Defect-Engineered WO 3- x Architectures Coupled with Random Forest Algorithm Enables Real-Time Seafood Quality Assessment.
Ziqi ZhangJunxuan LiangKai LiuWeiliang TianXu LiangKun ZhaoKewei ZhangPublished in: ACS sensors (2024)
Reliable and real-time monitoring of seafood decay is attracting growing interest for food safety and human health, while it is still a great challenge to accurately identify the released triethylamine (TEA) from the complex volatilome. Herein, defect-engineered WO 3- x architectures are presented to design advanced TEA sensors for seafood quality assessment. Benefiting from abundant oxygen vacancies, the obtained WO 2.91 sensor exhibits remarkable TEA-sensing performance in terms of higher response (1.9 times), faster response time (2.1 times), lower detection limit (3.2 times), and higher TEA/NH 3 selectivity (2.8 times) compared with the air-annealed WO 2.96 sensor.
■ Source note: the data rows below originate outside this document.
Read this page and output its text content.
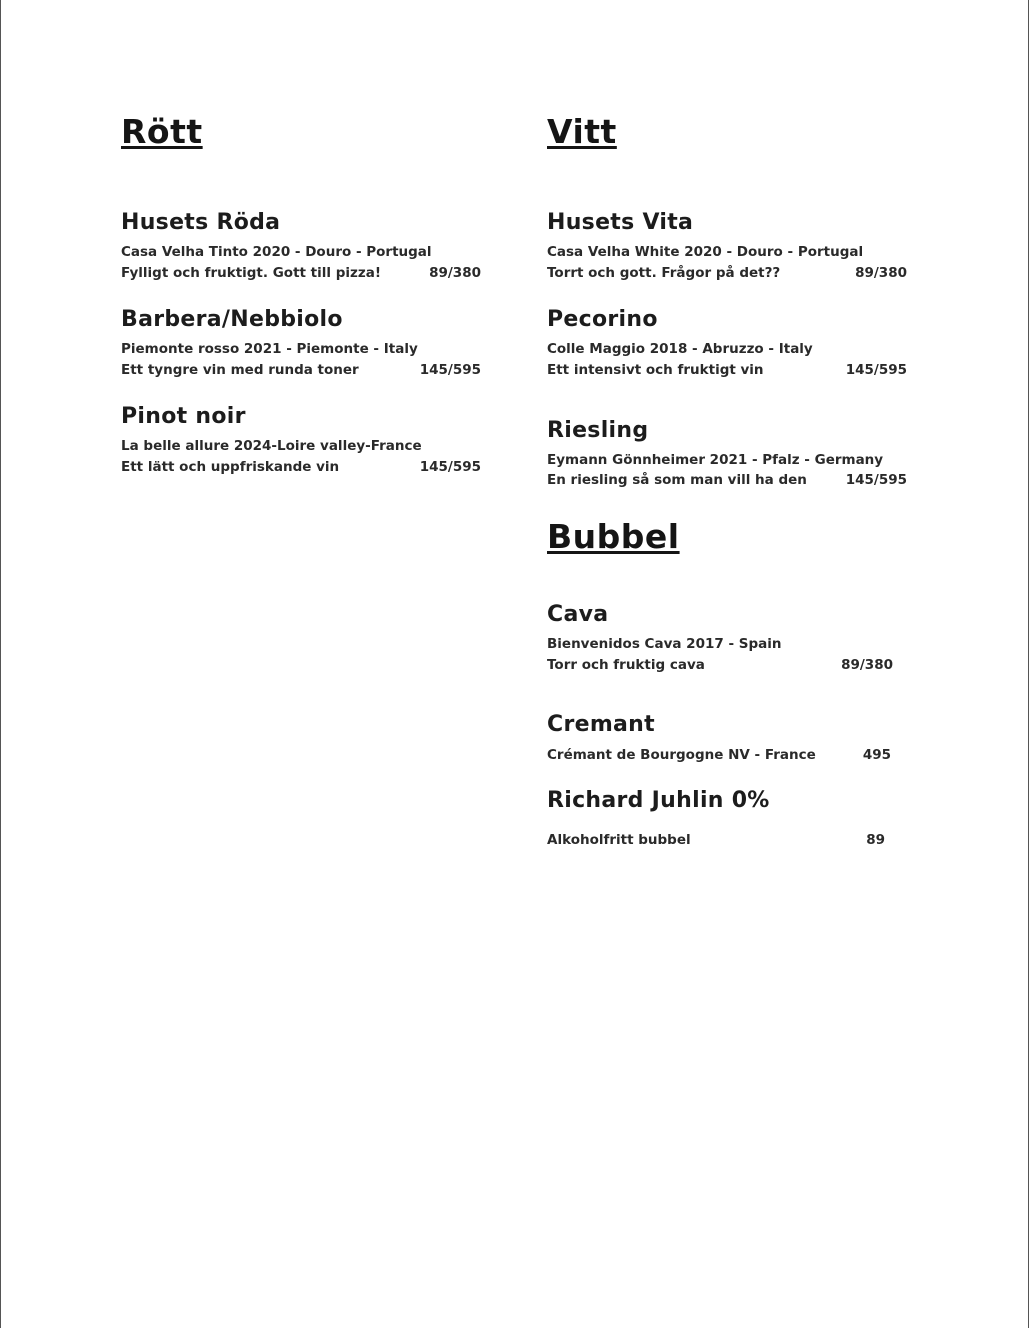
Rött
Husets Röda
Casa Velha Tinto 2020 - Douro - Portugal
Fylligt och fruktigt. Gott till pizza!	89/380
Barbera/Nebbiolo
Piemonte rosso 2021 - Piemonte - Italy
Ett tyngre vin med runda toner	145/595
Pinot noir
La belle allure 2024-Loire valley-France
Ett lätt och uppfriskande vin	145/595
Vitt
Husets Vita
Casa Velha White 2020 - Douro - Portugal
Torrt och gott. Frågor på det??	89/380
Pecorino
Colle Maggio 2018 - Abruzzo - Italy
Ett intensivt och fruktigt vin	145/595
Riesling
Eymann Gönnheimer 2021 - Pfalz - Germany
En riesling så som man vill ha den	145/595
Bubbel
Cava
Bienvenidos Cava 2017 - Spain
Torr och fruktig cava	89/380
Cremant
Crémant de Bourgogne NV - France	495
Richard Juhlin 0%
Alkoholfritt bubbel	89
Furthermore, the definite WO 2.91 sensor demonstrates long-term stability and anti-interference in complex gases, enabling the accurate recognition of TEA during halibut decay (0-48 h). Coupled with the random forest algorithm with 70 estimators, the WO 2.91 sensor enables accurate prediction of halibut storage with an accuracy of 95%. This work not only provides deep insights into improving gas-sensing performance by defect engineering but also offers a rational solution for reliably assessing seafood quality.